6. Science is recognized as the best tool to implement and discharge wildlife policy. To do so with objectivity, and fairness, and thorough knowledge is the best way to make decisions based on fact, not emotion.

7. The democracy of hunting involves government allocations of access to wildlife without regard to wealth, prestige, or land ownership.

Sportsmen and women have long recognized the need for a sustainable source of funding for wildlife stewardship. In 1937, Congress passed the Pittman-Robertson Wildlife Restoration Act which put an excise tax on the sale of all sporting goods and ammunition. The Dingell-Johnson Act in 1950 added sport fisheries products into the same framework.

Whenever a person purchases these sporting goods, they contribute to the fund. The funds are distributed back to the states on a matching basis to help put in place the management practices required for all wildlife.

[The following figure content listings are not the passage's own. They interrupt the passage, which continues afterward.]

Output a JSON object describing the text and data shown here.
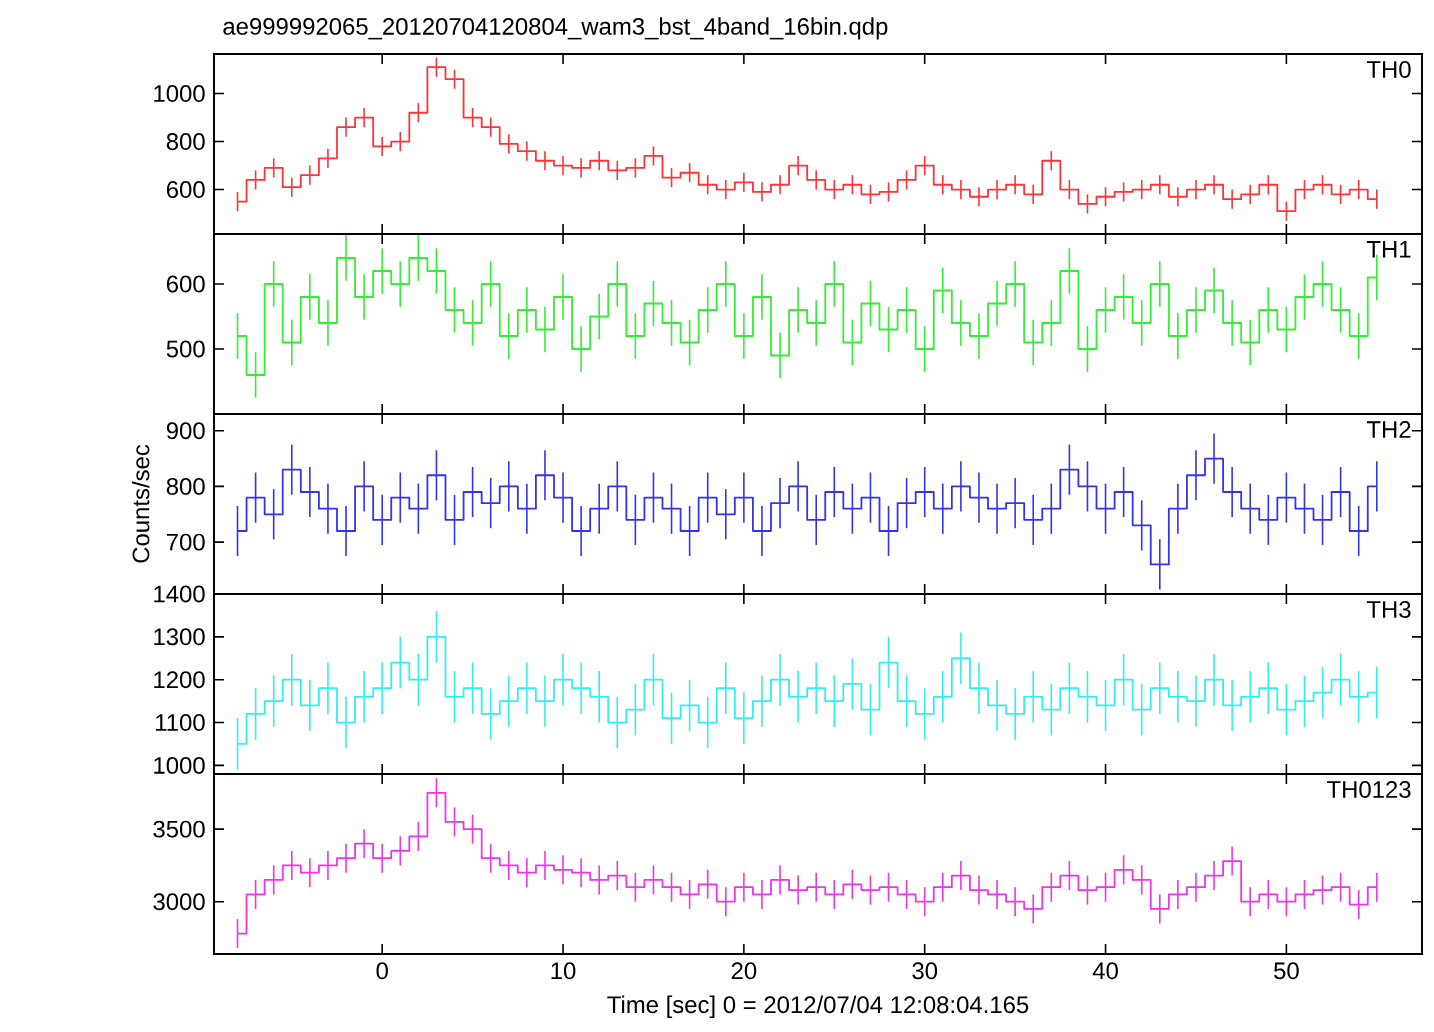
{
  "chart_data": [
    {
      "type": "step",
      "title": "ae999992065_20120704120804_wam3_bst_4band_16bin.qdp",
      "tick_labels": "y",
      "xlim": [
        -9.3,
        57.5
      ],
      "xticks": [
        0,
        10,
        20,
        30,
        40,
        50
      ],
      "ylim": [
        415,
        1165
      ],
      "yticks": [
        600,
        800,
        1000
      ],
      "x": [
        -8,
        -7,
        -6,
        -5,
        -4,
        -3,
        -2,
        -1,
        0,
        1,
        2,
        3,
        4,
        5,
        6,
        7,
        8,
        9,
        10,
        11,
        12,
        13,
        14,
        15,
        16,
        17,
        18,
        19,
        20,
        21,
        22,
        23,
        24,
        25,
        26,
        27,
        28,
        29,
        30,
        31,
        32,
        33,
        34,
        35,
        36,
        37,
        38,
        39,
        40,
        41,
        42,
        43,
        44,
        45,
        46,
        47,
        48,
        49,
        50,
        51,
        52,
        53,
        54,
        55
      ],
      "series": [
        {
          "name": "TH0",
          "color": "#ff3333",
          "values": [
            550,
            640,
            690,
            610,
            660,
            730,
            860,
            900,
            780,
            800,
            920,
            1110,
            1060,
            900,
            860,
            790,
            760,
            720,
            700,
            690,
            720,
            680,
            690,
            740,
            650,
            670,
            620,
            600,
            630,
            590,
            620,
            700,
            640,
            600,
            620,
            580,
            590,
            640,
            700,
            620,
            600,
            570,
            600,
            620,
            580,
            720,
            600,
            540,
            570,
            590,
            600,
            620,
            570,
            600,
            620,
            560,
            580,
            620,
            510,
            600,
            620,
            580,
            600,
            560
          ],
          "errors": [
            40,
            40,
            40,
            40,
            40,
            40,
            40,
            40,
            40,
            40,
            40,
            40,
            40,
            40,
            40,
            40,
            40,
            40,
            40,
            40,
            40,
            40,
            40,
            40,
            40,
            40,
            40,
            40,
            40,
            40,
            40,
            40,
            40,
            40,
            40,
            40,
            40,
            40,
            40,
            40,
            40,
            40,
            40,
            40,
            40,
            40,
            40,
            40,
            40,
            40,
            40,
            40,
            40,
            40,
            40,
            40,
            40,
            40,
            40,
            40,
            40,
            40,
            40,
            40
          ]
        }
      ]
    },
    {
      "type": "step",
      "tick_labels": "y",
      "xlim": [
        -9.3,
        57.5
      ],
      "xticks": [
        0,
        10,
        20,
        30,
        40,
        50
      ],
      "ylim": [
        400,
        677
      ],
      "yticks": [
        500,
        600
      ],
      "x": [
        -8,
        -7,
        -6,
        -5,
        -4,
        -3,
        -2,
        -1,
        0,
        1,
        2,
        3,
        4,
        5,
        6,
        7,
        8,
        9,
        10,
        11,
        12,
        13,
        14,
        15,
        16,
        17,
        18,
        19,
        20,
        21,
        22,
        23,
        24,
        25,
        26,
        27,
        28,
        29,
        30,
        31,
        32,
        33,
        34,
        35,
        36,
        37,
        38,
        39,
        40,
        41,
        42,
        43,
        44,
        45,
        46,
        47,
        48,
        49,
        50,
        51,
        52,
        53,
        54,
        55
      ],
      "series": [
        {
          "name": "TH1",
          "color": "#33ee33",
          "values": [
            520,
            460,
            600,
            510,
            580,
            540,
            640,
            580,
            620,
            600,
            640,
            620,
            560,
            540,
            600,
            520,
            560,
            530,
            580,
            500,
            550,
            600,
            520,
            570,
            540,
            510,
            560,
            600,
            520,
            580,
            490,
            560,
            540,
            600,
            510,
            570,
            530,
            560,
            500,
            590,
            540,
            520,
            570,
            600,
            510,
            540,
            620,
            500,
            560,
            580,
            540,
            600,
            520,
            560,
            590,
            540,
            510,
            560,
            530,
            580,
            600,
            560,
            520,
            610
          ],
          "errors": [
            35,
            35,
            35,
            35,
            35,
            35,
            35,
            35,
            35,
            35,
            35,
            35,
            35,
            35,
            35,
            35,
            35,
            35,
            35,
            35,
            35,
            35,
            35,
            35,
            35,
            35,
            35,
            35,
            35,
            35,
            35,
            35,
            35,
            35,
            35,
            35,
            35,
            35,
            35,
            35,
            35,
            35,
            35,
            35,
            35,
            35,
            35,
            35,
            35,
            35,
            35,
            35,
            35,
            35,
            35,
            35,
            35,
            35,
            35,
            35,
            35,
            35,
            35,
            35
          ]
        }
      ]
    },
    {
      "type": "step",
      "tick_labels": "y",
      "ylabel": "Counts/sec",
      "xlim": [
        -9.3,
        57.5
      ],
      "xticks": [
        0,
        10,
        20,
        30,
        40,
        50
      ],
      "ylim": [
        607,
        930
      ],
      "yticks": [
        700,
        800,
        900
      ],
      "x": [
        -8,
        -7,
        -6,
        -5,
        -4,
        -3,
        -2,
        -1,
        0,
        1,
        2,
        3,
        4,
        5,
        6,
        7,
        8,
        9,
        10,
        11,
        12,
        13,
        14,
        15,
        16,
        17,
        18,
        19,
        20,
        21,
        22,
        23,
        24,
        25,
        26,
        27,
        28,
        29,
        30,
        31,
        32,
        33,
        34,
        35,
        36,
        37,
        38,
        39,
        40,
        41,
        42,
        43,
        44,
        45,
        46,
        47,
        48,
        49,
        50,
        51,
        52,
        53,
        54,
        55
      ],
      "series": [
        {
          "name": "TH2",
          "color": "#3333ee",
          "values": [
            720,
            780,
            750,
            830,
            790,
            760,
            720,
            800,
            740,
            780,
            760,
            820,
            740,
            790,
            770,
            800,
            760,
            820,
            780,
            720,
            760,
            800,
            740,
            780,
            760,
            720,
            780,
            750,
            780,
            720,
            770,
            800,
            740,
            790,
            760,
            780,
            720,
            770,
            790,
            760,
            800,
            780,
            760,
            770,
            740,
            760,
            830,
            800,
            760,
            790,
            730,
            660,
            760,
            820,
            850,
            790,
            760,
            740,
            780,
            760,
            740,
            790,
            720,
            800
          ],
          "errors": [
            45,
            45,
            45,
            45,
            45,
            45,
            45,
            45,
            45,
            45,
            45,
            45,
            45,
            45,
            45,
            45,
            45,
            45,
            45,
            45,
            45,
            45,
            45,
            45,
            45,
            45,
            45,
            45,
            45,
            45,
            45,
            45,
            45,
            45,
            45,
            45,
            45,
            45,
            45,
            45,
            45,
            45,
            45,
            45,
            45,
            45,
            45,
            45,
            45,
            45,
            45,
            45,
            45,
            45,
            45,
            45,
            45,
            45,
            45,
            45,
            45,
            45,
            45,
            45
          ]
        }
      ]
    },
    {
      "type": "step",
      "tick_labels": "y",
      "xlim": [
        -9.3,
        57.5
      ],
      "xticks": [
        0,
        10,
        20,
        30,
        40,
        50
      ],
      "ylim": [
        980,
        1400
      ],
      "yticks": [
        1000,
        1100,
        1200,
        1300,
        1400
      ],
      "x": [
        -8,
        -7,
        -6,
        -5,
        -4,
        -3,
        -2,
        -1,
        0,
        1,
        2,
        3,
        4,
        5,
        6,
        7,
        8,
        9,
        10,
        11,
        12,
        13,
        14,
        15,
        16,
        17,
        18,
        19,
        20,
        21,
        22,
        23,
        24,
        25,
        26,
        27,
        28,
        29,
        30,
        31,
        32,
        33,
        34,
        35,
        36,
        37,
        38,
        39,
        40,
        41,
        42,
        43,
        44,
        45,
        46,
        47,
        48,
        49,
        50,
        51,
        52,
        53,
        54,
        55
      ],
      "series": [
        {
          "name": "TH3",
          "color": "#33eeee",
          "values": [
            1050,
            1120,
            1150,
            1200,
            1140,
            1180,
            1100,
            1160,
            1180,
            1240,
            1200,
            1300,
            1160,
            1180,
            1120,
            1150,
            1180,
            1150,
            1200,
            1180,
            1160,
            1100,
            1130,
            1200,
            1110,
            1140,
            1100,
            1180,
            1110,
            1150,
            1200,
            1160,
            1180,
            1150,
            1190,
            1130,
            1240,
            1150,
            1120,
            1160,
            1250,
            1180,
            1140,
            1120,
            1160,
            1130,
            1180,
            1160,
            1140,
            1200,
            1130,
            1180,
            1160,
            1150,
            1200,
            1140,
            1160,
            1180,
            1130,
            1150,
            1170,
            1200,
            1160,
            1170
          ],
          "errors": [
            60,
            60,
            60,
            60,
            60,
            60,
            60,
            60,
            60,
            60,
            60,
            60,
            60,
            60,
            60,
            60,
            60,
            60,
            60,
            60,
            60,
            60,
            60,
            60,
            60,
            60,
            60,
            60,
            60,
            60,
            60,
            60,
            60,
            60,
            60,
            60,
            60,
            60,
            60,
            60,
            60,
            60,
            60,
            60,
            60,
            60,
            60,
            60,
            60,
            60,
            60,
            60,
            60,
            60,
            60,
            60,
            60,
            60,
            60,
            60,
            60,
            60,
            60,
            60
          ]
        }
      ]
    },
    {
      "type": "step",
      "xlabel": "Time [sec] 0 = 2012/07/04 12:08:04.165",
      "xlim": [
        -9.3,
        57.5
      ],
      "xticks": [
        0,
        10,
        20,
        30,
        40,
        50
      ],
      "ylim": [
        2640,
        3880
      ],
      "yticks": [
        3000,
        3500
      ],
      "x": [
        -8,
        -7,
        -6,
        -5,
        -4,
        -3,
        -2,
        -1,
        0,
        1,
        2,
        3,
        4,
        5,
        6,
        7,
        8,
        9,
        10,
        11,
        12,
        13,
        14,
        15,
        16,
        17,
        18,
        19,
        20,
        21,
        22,
        23,
        24,
        25,
        26,
        27,
        28,
        29,
        30,
        31,
        32,
        33,
        34,
        35,
        36,
        37,
        38,
        39,
        40,
        41,
        42,
        43,
        44,
        45,
        46,
        47,
        48,
        49,
        50,
        51,
        52,
        53,
        54,
        55
      ],
      "series": [
        {
          "name": "TH0123",
          "color": "#ee33ee",
          "values": [
            2780,
            3050,
            3150,
            3250,
            3200,
            3250,
            3300,
            3400,
            3300,
            3350,
            3450,
            3750,
            3550,
            3500,
            3300,
            3250,
            3200,
            3250,
            3220,
            3200,
            3150,
            3180,
            3100,
            3150,
            3100,
            3050,
            3120,
            3000,
            3100,
            3050,
            3150,
            3080,
            3100,
            3050,
            3120,
            3080,
            3100,
            3050,
            3000,
            3100,
            3180,
            3080,
            3050,
            3000,
            2950,
            3100,
            3180,
            3080,
            3100,
            3220,
            3150,
            2950,
            3050,
            3100,
            3180,
            3280,
            3000,
            3050,
            3000,
            3050,
            3080,
            3100,
            2980,
            3100
          ],
          "errors": [
            100,
            100,
            100,
            100,
            100,
            100,
            100,
            100,
            100,
            100,
            100,
            100,
            100,
            100,
            100,
            100,
            100,
            100,
            100,
            100,
            100,
            100,
            100,
            100,
            100,
            100,
            100,
            100,
            100,
            100,
            100,
            100,
            100,
            100,
            100,
            100,
            100,
            100,
            100,
            100,
            100,
            100,
            100,
            100,
            100,
            100,
            100,
            100,
            100,
            100,
            100,
            100,
            100,
            100,
            100,
            100,
            100,
            100,
            100,
            100,
            100,
            100,
            100,
            100
          ]
        }
      ]
    }
  ]
}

This successful method to work for science-based wildlife management is a system that works. Now that you know more about it, keep these thoughts in mind when you purchase hunting, fishing or trapping licenses for use this fall. Next month, sometime in September, National Hunting and Fishing Day will be celebrated to give recognition to the people who make wildlife resources their passion. Stay tuned.


Quote from Aldo Leopold, an Iowa native and wildlife professor. “We seem ultimately always thrown back on individual ethics as the basis of conservation policy. It is hard to make a man, by pressure of law or money, do a thing which does not spring naturally from his own personal sense of right or wrong.”


Garry Brandenburg is the retired director of the Marshall County Conservation Board. He is a graduate of Iowa State University with a BS degree in Fish & Wildlife Biology.